I think group press trips will take much more planning, as it will be difficult for journalists living with families, or in a house-share, to self-quarantine effectively when they return, if the 14-day rule is implemented. More individual trips could work but weekend trips to Ibiza or quick city breaks won’t be worth the hassle for just a few days.

Who do you think will be the first people to start travelling and why?

I think the under 35s will go first. That age group is so low-risk they don’t really have to worry about their own health, and they are less likely to have kids and older, more vulnerable, parents to infect on their return.

Older people may be cautious in case of another wave of infection, but many, in all age groups, just won’t have the cash. I think after the success of Zoom, business travel will drop right off, which is more bad news for the airlines/business hotels.

What kinds of holidays do you think will be most popular in the ‘age of coronavirus’?

I think road trips are the perfect post-lockdown holiday, especially combined with self-catering, so we can socially distance until we see how things pan out. I think adventure will be even more popular – the practicalities of travelling will be so much harder, that you’ll want a really amazing experience to make it worth the effort.

Also, with the possibility of a second wave of Covid-19, or another pandemic, everyone will want to do their bucket list sooner rather than later, as who knows when we may be locked down again?

What travel trends do you expect to see emerging over the next six to 12 months?

After being cooped up at home we will be longing for some wide-open, people-free spaces, although those who have been self-isolating may crave company, even if too wary for crowded cities/resorts straight away.

I think there will be a rush for remote places, glamping, anywhere with pods, cottages, villas or cabins rather than hotel rooms with shared spaces, in fact anything social-distancing-friendly, at least for the first tentative months.

But we need to be considerate of our destinations – despite the financial incentives, people living in remote places like the Hebrides or the wilds of Ethiopia may not want tourists bringing potential infection.

Do you think any countries in particular will suffer a perception problem when it comes to holidays after lockdown? Where do you think British people will be going?

I think China will be on many people’s “no-go” list, as the origin of the virus, and also countries you don’t trust to reveal true infection figures, or who have mis-managed the crisis (looking at you, Mr President). Another risk with the US is the lack of pandemic cover in current travel insurance policies – no one can afford to get sick there without it.

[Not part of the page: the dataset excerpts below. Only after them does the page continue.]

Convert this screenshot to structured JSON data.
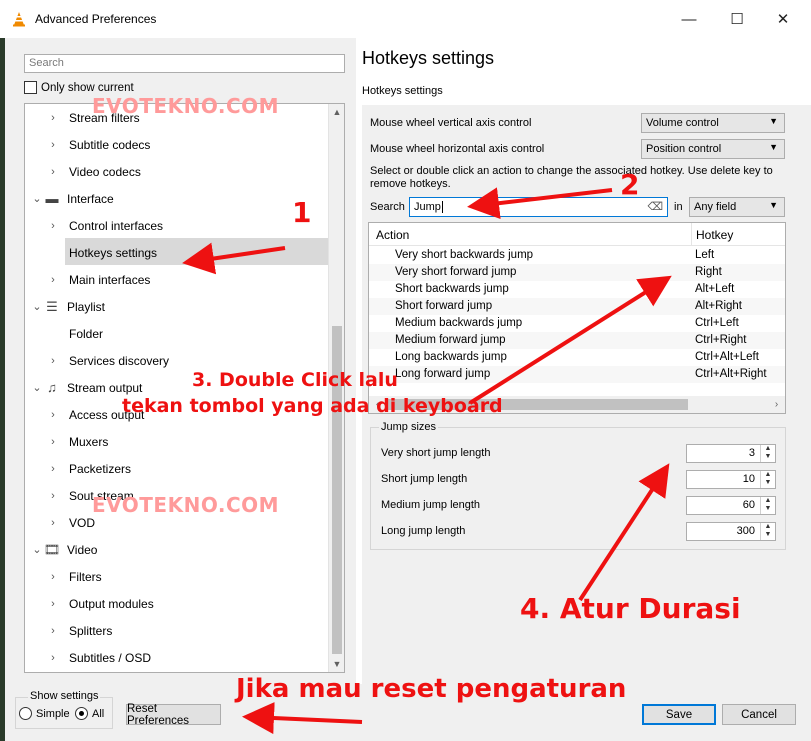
{
  "window": {
    "title": "Advanced Preferences",
    "minimize_glyph": "—",
    "maximize_glyph": "☐",
    "close_glyph": "✕",
    "app_icon": "vlc-cone-icon"
  },
  "left": {
    "search_placeholder": "Search",
    "only_show_current": "Only show current",
    "tree": [
      {
        "label": "Stream filters",
        "indent": 2,
        "icon": null,
        "chevron": "›",
        "selected": false
      },
      {
        "label": "Subtitle codecs",
        "indent": 2,
        "icon": null,
        "chevron": "›",
        "selected": false
      },
      {
        "label": "Video codecs",
        "indent": 2,
        "icon": null,
        "chevron": "›",
        "selected": false
      },
      {
        "label": "Interface",
        "indent": 1,
        "icon": "paint-roller-icon",
        "chevron": "⌄",
        "selected": false
      },
      {
        "label": "Control interfaces",
        "indent": 2,
        "icon": null,
        "chevron": "›",
        "selected": false
      },
      {
        "label": "Hotkeys settings",
        "indent": 2,
        "icon": null,
        "chevron": "",
        "selected": true
      },
      {
        "label": "Main interfaces",
        "indent": 2,
        "icon": null,
        "chevron": "›",
        "selected": false
      },
      {
        "label": "Playlist",
        "indent": 1,
        "icon": "playlist-icon",
        "chevron": "⌄",
        "selected": false
      },
      {
        "label": "Folder",
        "indent": 2,
        "icon": null,
        "chevron": "",
        "selected": false
      },
      {
        "label": "Services discovery",
        "indent": 2,
        "icon": null,
        "chevron": "›",
        "selected": false
      },
      {
        "label": "Stream output",
        "indent": 1,
        "icon": "stream-output-icon",
        "chevron": "⌄",
        "selected": false
      },
      {
        "label": "Access output",
        "indent": 2,
        "icon": null,
        "chevron": "›",
        "selected": false
      },
      {
        "label": "Muxers",
        "indent": 2,
        "icon": null,
        "chevron": "›",
        "selected": false
      },
      {
        "label": "Packetizers",
        "indent": 2,
        "icon": null,
        "chevron": "›",
        "selected": false
      },
      {
        "label": "Sout stream",
        "indent": 2,
        "icon": null,
        "chevron": "›",
        "selected": false
      },
      {
        "label": "VOD",
        "indent": 2,
        "icon": null,
        "chevron": "›",
        "selected": false
      },
      {
        "label": "Video",
        "indent": 1,
        "icon": "video-icon",
        "chevron": "⌄",
        "selected": false
      },
      {
        "label": "Filters",
        "indent": 2,
        "icon": null,
        "chevron": "›",
        "selected": false
      },
      {
        "label": "Output modules",
        "indent": 2,
        "icon": null,
        "chevron": "›",
        "selected": false
      },
      {
        "label": "Splitters",
        "indent": 2,
        "icon": null,
        "chevron": "›",
        "selected": false
      },
      {
        "label": "Subtitles / OSD",
        "indent": 2,
        "icon": null,
        "chevron": "›",
        "selected": false
      }
    ],
    "show_settings": {
      "legend": "Show settings",
      "simple": "Simple",
      "all": "All",
      "selected": "All"
    },
    "reset_button": "Reset Preferences"
  },
  "right": {
    "title": "Hotkeys settings",
    "subtitle": "Hotkeys settings",
    "mouse_vertical_label": "Mouse wheel vertical axis control",
    "mouse_vertical_value": "Volume control",
    "mouse_horizontal_label": "Mouse wheel horizontal axis control",
    "mouse_horizontal_value": "Position control",
    "instruction": "Select or double click an action to change the associated hotkey. Use delete key to remove hotkeys.",
    "search_label": "Search",
    "search_value": "Jump",
    "in_label": "in",
    "field_value": "Any field",
    "table": {
      "col_action": "Action",
      "col_hotkey": "Hotkey",
      "rows": [
        {
          "action": "Very short backwards jump",
          "hotkey": "Left"
        },
        {
          "action": "Very short forward jump",
          "hotkey": "Right"
        },
        {
          "action": "Short backwards jump",
          "hotkey": "Alt+Left"
        },
        {
          "action": "Short forward jump",
          "hotkey": "Alt+Right"
        },
        {
          "action": "Medium backwards jump",
          "hotkey": "Ctrl+Left"
        },
        {
          "action": "Medium forward jump",
          "hotkey": "Ctrl+Right"
        },
        {
          "action": "Long backwards jump",
          "hotkey": "Ctrl+Alt+Left"
        },
        {
          "action": "Long forward jump",
          "hotkey": "Ctrl+Alt+Right"
        }
      ]
    },
    "jump_sizes": {
      "legend": "Jump sizes",
      "items": [
        {
          "label": "Very short jump length",
          "value": "3"
        },
        {
          "label": "Short jump length",
          "value": "10"
        },
        {
          "label": "Medium jump length",
          "value": "60"
        },
        {
          "label": "Long jump length",
          "value": "300"
        }
      ]
    },
    "save_button": "Save",
    "cancel_button": "Cancel"
  },
  "annotations": {
    "watermark": "EVOTEKNO.COM",
    "step1": "1",
    "step2": "2",
    "step3_line1": "3. Double Click lalu",
    "step3_line2": "tekan tombol yang ada di keyboard",
    "step4": "4. Atur Durasi",
    "reset_note": "Jika mau reset pengaturan",
    "color": "#ee1111"
  }
}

Given travellers’ difficulties getting home at the start of lockdown, people will be wary of going too far afield. Although New Zealand, which totally nailed virus control, is very appealing. I think we would all happily travel anywhere that Jacinta Ardern was in charge.

We Brits will probably stick to staycationing and driving to Europe for now, choosing destinations according to who proves the best at social distancing measures.

How can the travel industry help restore people’s confidence to travel? What role will insurers and travel agents play for example?

Insurance is a huge worry. At the moment I don’t think any insurance policy covers you for Covid-related problems, and that needs to be resolved, although it will be easier when the Foreign and Commonwealth Office advice changes.

Luckily our EH1C cards mean free EU health care till the end of 2020 but after that, to travel uninsured against a second wave of Covid 19 or another virus could prove very expensive.

Airlines are making a massive effort to reassure people about hygiene but testing for Covid-19 passengers on departure or arrival isn’t fail-safe, as they may be asymptomatic.

Immunity passports are a great idea but the only way to be totally protected from in-flight infection, until we have a vaccine, would be to wear plastic, air-filtered hoods, and somehow I can’t see that happening.

Ultimately I think people’s desire to travel will outweigh the perceived risk – we all got back on board after 9/11, after all.